We have reached the end of a mid-March week where the daily temperature hovered around 20 degrees and the north wind was reluctant to calm even for a minute or two. College basketball has been a nice diversion, but the real March Madness has been my general attitude toward the wicked ways of Mother Nature as she thumbed her nose at the Twin Cities in the final days of the season. Even though it's Minnesota, Mother Nature is never passive aggressive.
Thankfully, Sunday morning felt different. The sky was a deeply hued blue. That coveted sun promises to be around for the duration and a tad higher in the sky with each passing day until the end of June.
And I was in the kitchen.
Our kitchen is small, but with windows to the south and west it eagerly welcomes ol’ Sol in whenever she decides to spread her wings and emerge from the superfluous gray of a Minnesota winter. It was around 10:15 Sunday morning when those glorious rays were beaming in from the southeast catching my feet as I leaned up against our west kitchen countertop.
I had just made granola (oats, walnuts, almond slivers, coconut, pepitas, sunflower seeds, cinnamon, a little maple syrup and coconut oil, 300 degrees for half an hour, and you’re good to go) and the smell of those wholesome ingredients coming together as one in baked goodness lingered in the air. The still-warm granola was tossed into a cup of my beloved Chobani key lime yogurt, and you know what? There was a fair amount of happiness happening in my mouth.
C’mon now. One likes what one likes.
There was coffee in my mug — good coffee, made from beans that I regularly order from a place in Lincoln, Nebraska (the Mill) that I love. I haven’t been able to find beans that come close to those, so I order four or five packages every couple of months or so. You can blame the pandemic on that one. But I’m telling you — it’s worth it. Living with lousy coffee every morning is simply un-American, and I won’t tolerate it.
From my sunlit, yogurt-granola-and-coffee-infused perch, I could hear my 11-year-old entertaining himself in the basement. He was doing something that required commentary. I believe it might have involved some form of weaponry — just a hunch here, but probably something he’d seen on YouTube. He has seen a fair amount on YouTube. Two nights earlier, Tom Petty and the Heartbreakers’ “Runnin’ Down a Dream” emanated from his amped-up Fender Squier Telecaster. (Guitar lessons are really starting to pay off!) The point is, positive sound of any kind produced from my child goes into the “happy” file.
I looked up toward the far corner of our cozy, little kitchen, and there was a 10-pound, 10-week-old lab-mix pup (our sixth foster pup, ZuZu) grinding away on a no-hide bone as if her life depended on it vanishing within the next five minutes. Her eyes caught mine as if to say, “Whadda you lookin’ at?”
OK, so the cherry on top of this privileged, Midwesterner-, bitching-about-yet-another-long-winter-in-Minneapolis story is the music that was playing while all of this was happening at that 10:15 Sunday morning moment on the last full day of winter 2023.
Frank Sinatra.
The SiriusXM Sinatra channel alone is almost worth the annual subscription price — and in this case, it was a live version of the Chairman doing “My Kind of Town.” Although I don’t know where it was recorded, I’m guessing it might’ve just been the City of the Big Shoulders, because there was enthusiastic applause when Frank’s phenomenal phrasing finished. Over the years, I’ve never really been able to pinpoint why, but wherever I might be and whatever I might be doing, if Sinatra is playing in the background it just makes everything feel better. I imagine myself in the darkest of alleys, surrounded by hoodlums packing heat. A car drives by blasting “Come Fly With Me” out the windows. Suddenly, those thugs turn into grandmas packing warm cinnamon rolls or cherry pies. It’s the Sinatra Effect.

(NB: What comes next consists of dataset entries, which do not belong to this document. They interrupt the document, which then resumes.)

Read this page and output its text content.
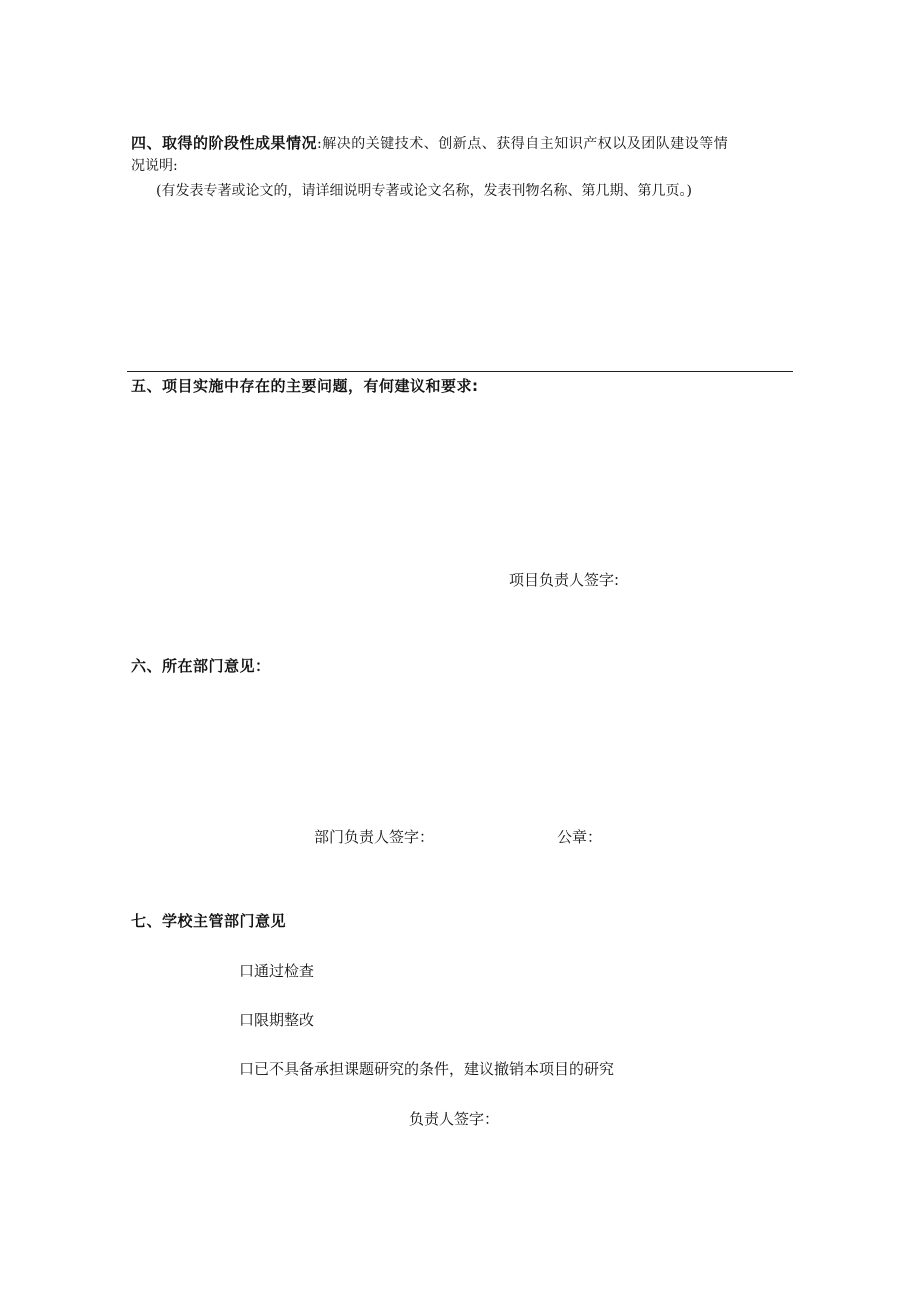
四、取得的阶段性成果情况:解决的关键技术、创新点、获得自主知识产权以及团队建设等情
况说明:
(有发表专著或论文的，请详细说明专著或论文名称，发表刊物名称、第几期、第几页。)
五、项目实施中存在的主要问题，有何建议和要求:
项目负责人签字:
六、所在部门意见：
部门负责人签字：	公章：
七、学校主管部门意见
口通过检查
口限期整改
口已不具备承担课题研究的条件，建议撤销本项目的研究
负责人签字：
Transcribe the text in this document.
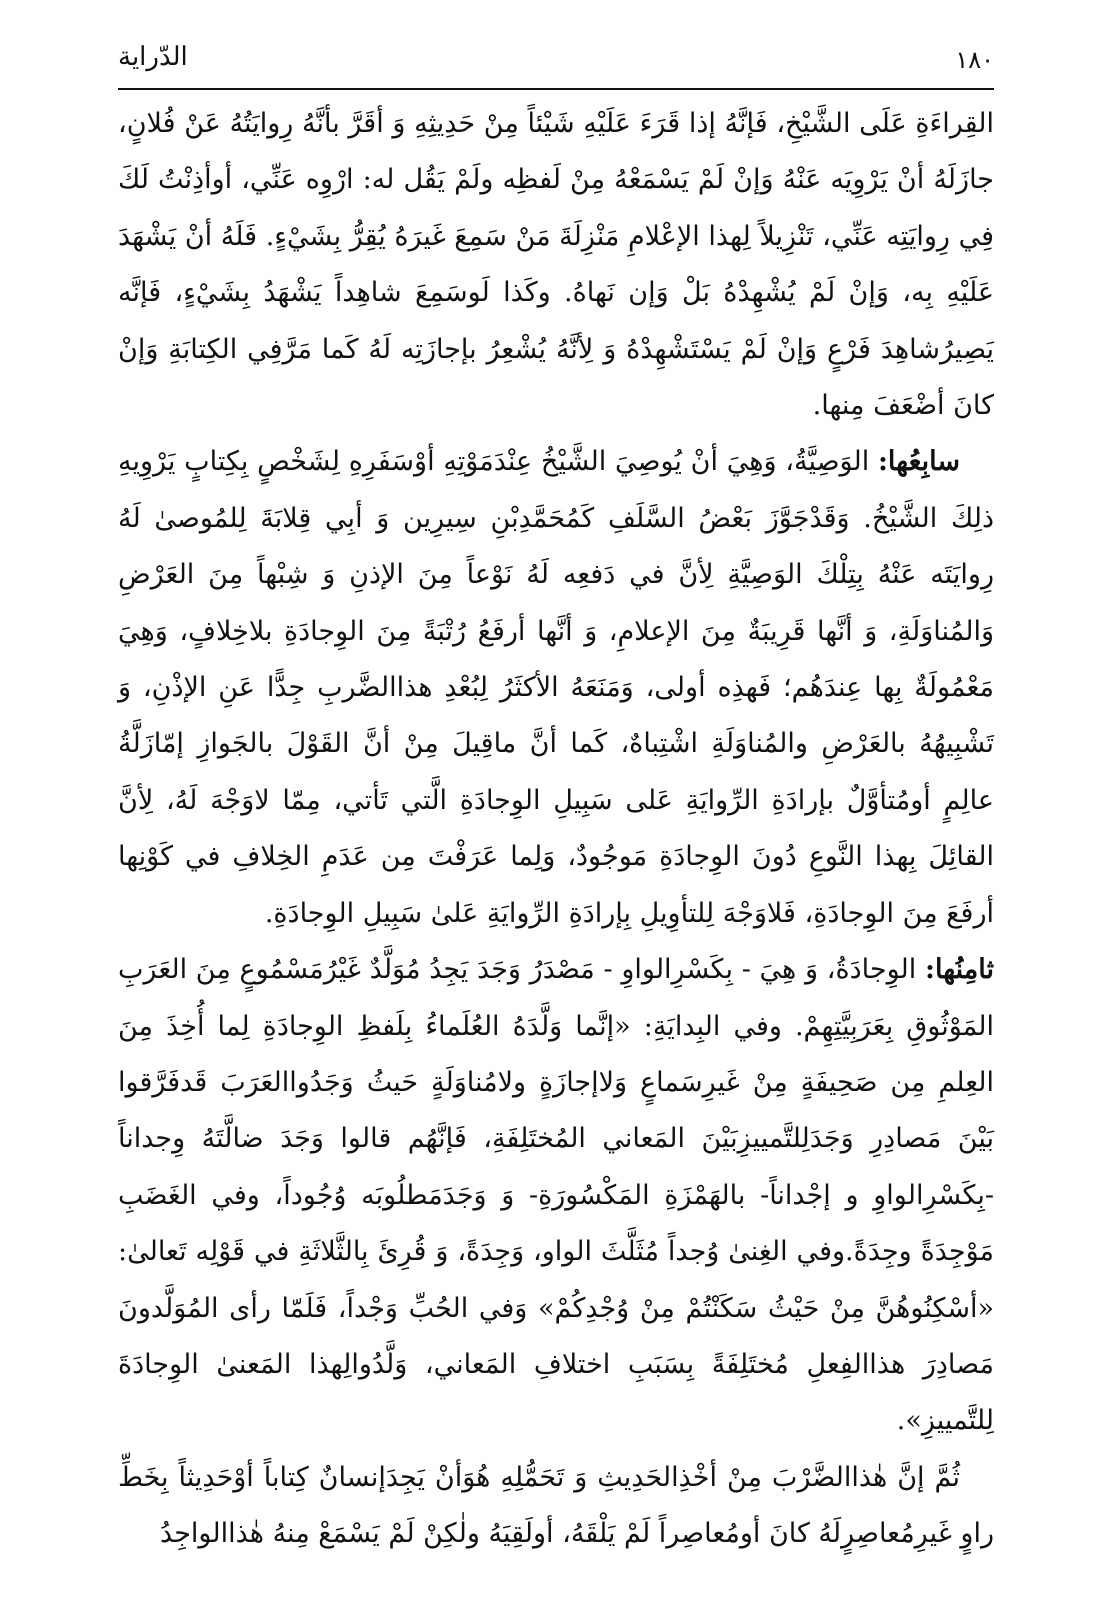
١٨٠
الدّراية

القِراءَةِ عَلَى الشَّيْخِ، فَإنَّهُ إذا قَرَءَ عَلَيْهِ شَيْئاً مِنْ حَدِيثِهِ وَ أقَرَّ بأنَّهُ رِوايَتُهُ عَنْ فُلانٍ، جازَلَهُ أنْ يَرْوِيَه عَنْهُ وَإنْ لَمْ يَسْمَعْهُ مِنْ لَفظِه ولَمْ يَقُل له: ارْوِه عَنِّي، أوأذِنْتُ لَكَ فِي رِوايَتِه عَنِّي، تَنْزِيلاً لِهذا الإعْلامِ مَنْزِلَةَ مَنْ سَمِعَ غَيرَهُ يُقِرُّ بِشَيْءٍ. فَلَهُ أنْ يَشْهَدَ عَلَيْهِ بِه، وَإنْ لَمْ يُشْهِدْهُ بَلْ وَإن نَهاهُ. وكَذا لَوسَمِعَ شاهِداً يَشْهَدُ بِشَيْءٍ، فَإنَّه يَصِيرُشاهِدَ فَرْعٍ وَإنْ لَمْ يَسْتَشْهِدْهُ وَ لِأنَّهُ يُشْعِرُ بإجازَتِه لَهُ كَما مَرَّفِي الكِتابَةِ وَإنْ كانَ أضْعَفَ مِنها.

سابِعُها: الوَصِيَّةُ، وَهِيَ أنْ يُوصِيَ الشَّيْخُ عِنْدَمَوْتِهِ أوْسَفَرِهِ لِشَخْصٍ بِكِتابٍ يَرْوِيهِ ذلِكَ الشَّيْخُ. وَقَدْجَوَّزَ بَعْضُ السَّلَفِ كَمُحَمَّدِبْنِ سِيرِين وَ أبِي قِلابَةَ لِلمُوصىٰ لَهُ رِوايَتَه عَنْهُ بِتِلْكَ الوَصِيَّةِ لِأنَّ في دَفعِه لَهُ نَوْعاً مِنَ الإذنِ وَ شِبْهاً مِنَ العَرْضِ وَالمُناوَلَةِ، وَ أنَّها قَرِيبَةٌ مِنَ الإعلامِ، وَ أنَّها أرفَعُ رُتْبَةً مِنَ الوِجادَةِ بلاخِلافٍ، وَهِيَ مَعْمُولَةٌ بِها عِندَهُم؛ فَهذِه أولى، وَمَنَعَهُ الأكثَرُ لِبُعْدِ هذاالضَّربِ جِدًّا عَنِ الإذْنِ، وَ تَشْبِيهُهُ بالعَرْضِ والمُناوَلَةِ اشْتِباهٌ، كَما أنَّ ماقِيلَ مِنْ أنَّ القَوْلَ بالجَوازِ إمّازَلَّةُ عالِمٍ أومُتأوَّلٌ بإرادَةِ الرِّوايَةِ عَلى سَبِيلِ الوِجادَةِ الَّتي تَأتي، مِمّا لاوَجْهَ لَهُ، لِأنَّ القائِلَ بِهذا النَّوعِ دُونَ الوِجادَةِ مَوجُودٌ، وَلِما عَرَفْتَ مِن عَدَمِ الخِلافِ في كَوْنِها أرفَعَ مِنَ الوِجادَةِ، فَلاوَجْهَ لِلتأوِيلِ بِإرادَةِ الرِّوايَةِ عَلىٰ سَبِيلِ الوِجادَةِ.

ثامِنُها: الوِجادَةُ، وَ هِيَ - بِكَسْرِالواوِ - مَصْدَرُ وَجَدَ يَجِدُ مُوَلَّدٌ غَيْرُمَسْمُوعٍ مِنَ العَرَبِ المَوْثُوقِ بِعَرَبِيَّتِهِمْ. وفي البِدايَةِ: «إنَّما وَلَّدَهُ العُلَماءُ بِلَفظِ الوِجادَةِ لِما أُخِذَ مِنَ العِلمِ مِن صَحِيفَةٍ مِنْ غَيرِسَماعٍ وَلاإجازَةٍ ولامُناوَلَةٍ حَيثُ وَجَدُواالعَرَبَ قَدفَرَّقوا بَيْنَ مَصادِرِ وَجَدَلِلتَّمييزِبَيْنَ المَعاني المُختَلِفَةِ، فَإنَّهُم قالوا وَجَدَ ضالَّتَهُ وِجداناً -بِكَسْرِالواوِ و إجْداناً- بالهَمْزَةِ المَكْسُورَةِ- وَ وَجَدَمَطلُوبَه وُجُوداً، وفي الغَضَبِ مَوْجِدَةً وجِدَةً.وفي الغِنىٰ وُجداً مُثَلَّثَ الواو، وَجِدَةً، وَ قُرِئَ بِالثَّلاثَةِ في قَوْلِه تَعالىٰ: «أسْكِنُوهُنَّ مِنْ حَيْثُ سَكَنْتُمْ مِنْ وُجْدِكُمْ» وَفي الحُبِّ وَجْداً، فَلَمّا رأى المُوَلَّدونَ مَصادِرَ هذاالفِعلِ مُختَلِفَةً بِسَبَبِ اختلافِ المَعاني، وَلَّدُوالِهذا المَعنىٰ الوِجادَةَ لِلتَّمييزِ».

ثُمَّ إنَّ هٰذاالضَّرْبَ مِنْ أخْذِالحَدِيثِ وَ تَحَمُّلِهِ هُوَأنْ يَجِدَإنسانٌ كِتاباً أوْحَدِيثاً بِخَطِّ راوٍ غَيرِمُعاصِرٍلَهُ كانَ أومُعاصِراً لَمْ يَلْقَهُ، أولَقِيَهُ ولٰكِنْ لَمْ يَسْمَعْ مِنهُ هٰذاالواجِدُ
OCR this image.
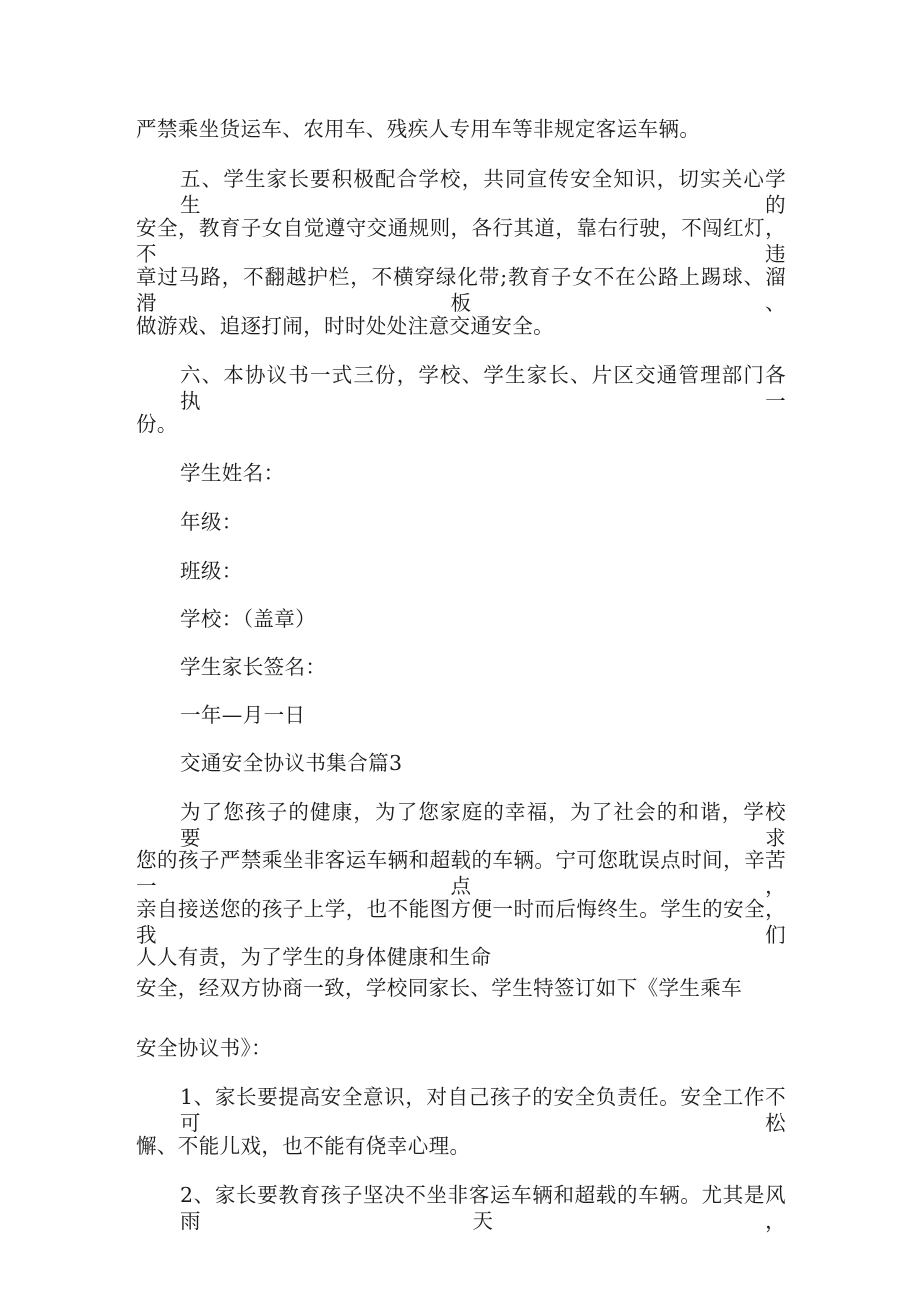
严禁乘坐货运车、农用车、残疾人专用车等非规定客运车辆。
五、学生家长要积极配合学校，共同宣传安全知识，切实关心学生的
安全，教育子女自觉遵守交通规则，各行其道，靠右行驶，不闯红灯，不违
章过马路，不翻越护栏，不横穿绿化带;教育子女不在公路上踢球、溜滑板、
做游戏、追逐打闹，时时处处注意交通安全。
六、本协议书一式三份，学校、学生家长、片区交通管理部门各执一
份。
学生姓名：
年级：
班级：
学校：（盖章）
学生家长签名：
一年—月一日
交通安全协议书集合篇3
为了您孩子的健康，为了您家庭的幸福，为了社会的和谐，学校要求
您的孩子严禁乘坐非客运车辆和超载的车辆。宁可您耽误点时间，辛苦一点，
亲自接送您的孩子上学，也不能图方便一时而后悔终生。学生的安全，我们
人人有责，为了学生的身体健康和生命
安全，经双方协商一致，学校同家长、学生特签订如下《学生乘车
安全协议书》：
1、家长要提高安全意识，对自己孩子的安全负责任。安全工作不可松
懈、不能儿戏，也不能有侥幸心理。
2、家长要教育孩子坚决不坐非客运车辆和超载的车辆。尤其是风雨天，
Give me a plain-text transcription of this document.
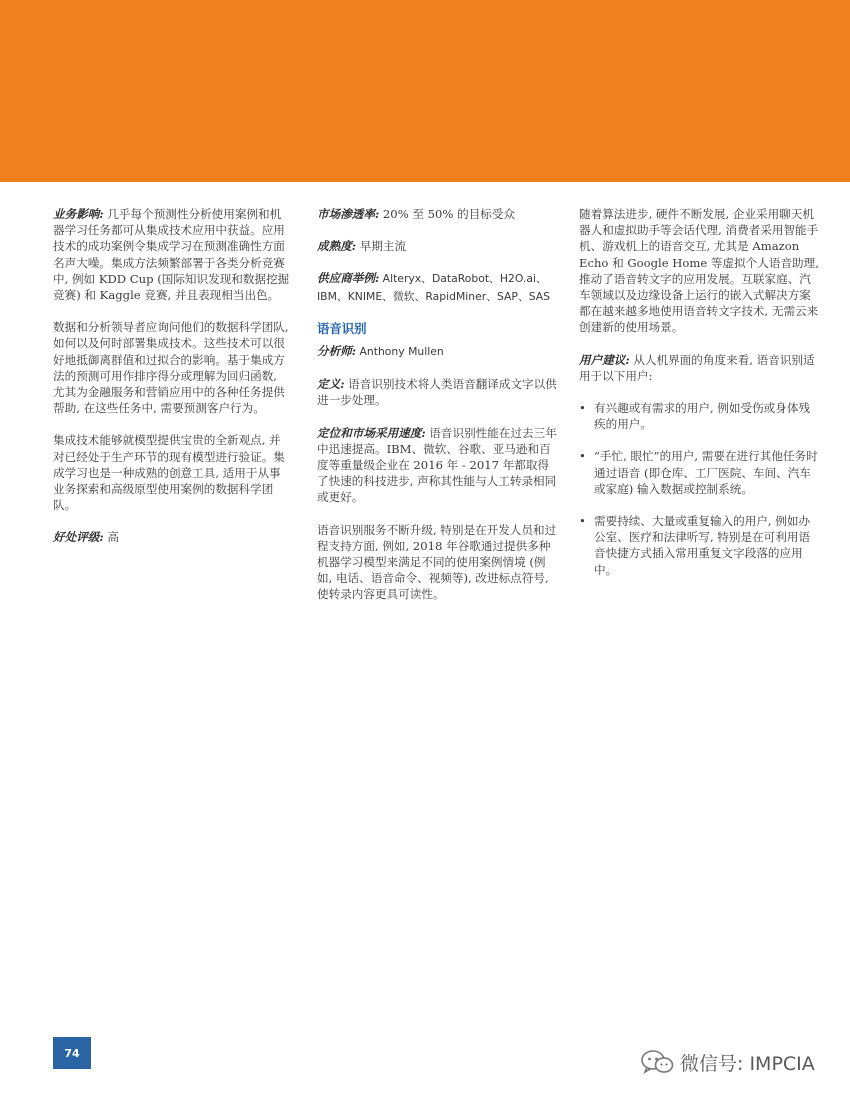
业务影响: 几乎每个预测性分析使用案例和机器学习任务都可从集成技术应用中获益。应用技术的成功案例令集成学习在预测准确性方面名声大噪。集成方法频繁部署于各类分析竞赛中, 例如 KDD Cup (国际知识发现和数据挖掘竞赛) 和 Kaggle 竞赛, 并且表现相当出色。

数据和分析领导者应询问他们的数据科学团队, 如何以及何时部署集成技术。这些技术可以很好地抵御离群值和过拟合的影响。基于集成方法的预测可用作排序得分或理解为回归函数, 尤其为金融服务和营销应用中的各种任务提供帮助, 在这些任务中, 需要预测客户行为。

集成技术能够就模型提供宝贵的全新观点, 并对已经处于生产环节的现有模型进行验证。集成学习也是一种成熟的创意工具, 适用于从事业务探索和高级原型使用案例的数据科学团队。

好处评级: 高

市场渗透率: 20% 至 50% 的目标受众

成熟度: 早期主流

供应商举例: Alteryx、DataRobot、H2O.ai、IBM、KNIME、微软、RapidMiner、SAP、SAS

语音识别

分析师: Anthony Mullen

定义: 语音识别技术将人类语音翻译成文字以供进一步处理。

定位和市场采用速度: 语音识别性能在过去三年中迅速提高。IBM、微软、谷歌、亚马逊和百度等重量级企业在 2016 年 - 2017 年都取得了快速的科技进步, 声称其性能与人工转录相同或更好。

语音识别服务不断升级, 特别是在开发人员和过程支持方面, 例如, 2018 年谷歌通过提供多种机器学习模型来满足不同的使用案例情境 (例如, 电话、语音命令、视频等), 改进标点符号, 使转录内容更具可读性。

随着算法进步, 硬件不断发展, 企业采用聊天机器人和虚拟助手等会话代理, 消费者采用智能手机、游戏机上的语音交互, 尤其是 Amazon Echo 和 Google Home 等虚拟个人语音助理, 推动了语音转文字的应用发展。互联家庭、汽车领域以及边缘设备上运行的嵌入式解决方案都在越来越多地使用语音转文字技术, 无需云来创建新的使用场景。

用户建议: 从人机界面的角度来看, 语音识别适用于以下用户:

• 有兴趣或有需求的用户, 例如受伤或身体残疾的用户。
• “手忙, 眼忙”的用户, 需要在进行其他任务时通过语音 (即仓库、工厂医院、车间、汽车或家庭) 输入数据或控制系统。
• 需要持续、大量或重复输入的用户, 例如办公室、医疗和法律听写, 特别是在可利用语音快捷方式插入常用重复文字段落的应用中。
74	微信号: IMPCIA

Now some might look at this as just another two minutes on a random late-winter Sunday morning at 10:15. But this wasn’t just any winter in Minneapolis. The city has received 80 inches of snow (so far), making it the eighth-snowiest winter on record. And the average temperature the week of March 13 to 19 was about 16 degrees. So I’m kind of done with winter, and this was the last full day of the official season.
Sunday. Sun. A kitchen and its smells. Comfort food. Coffee. A kid having fun. A contented puppy. Sinatra.
Winter. We’re parting on a good note.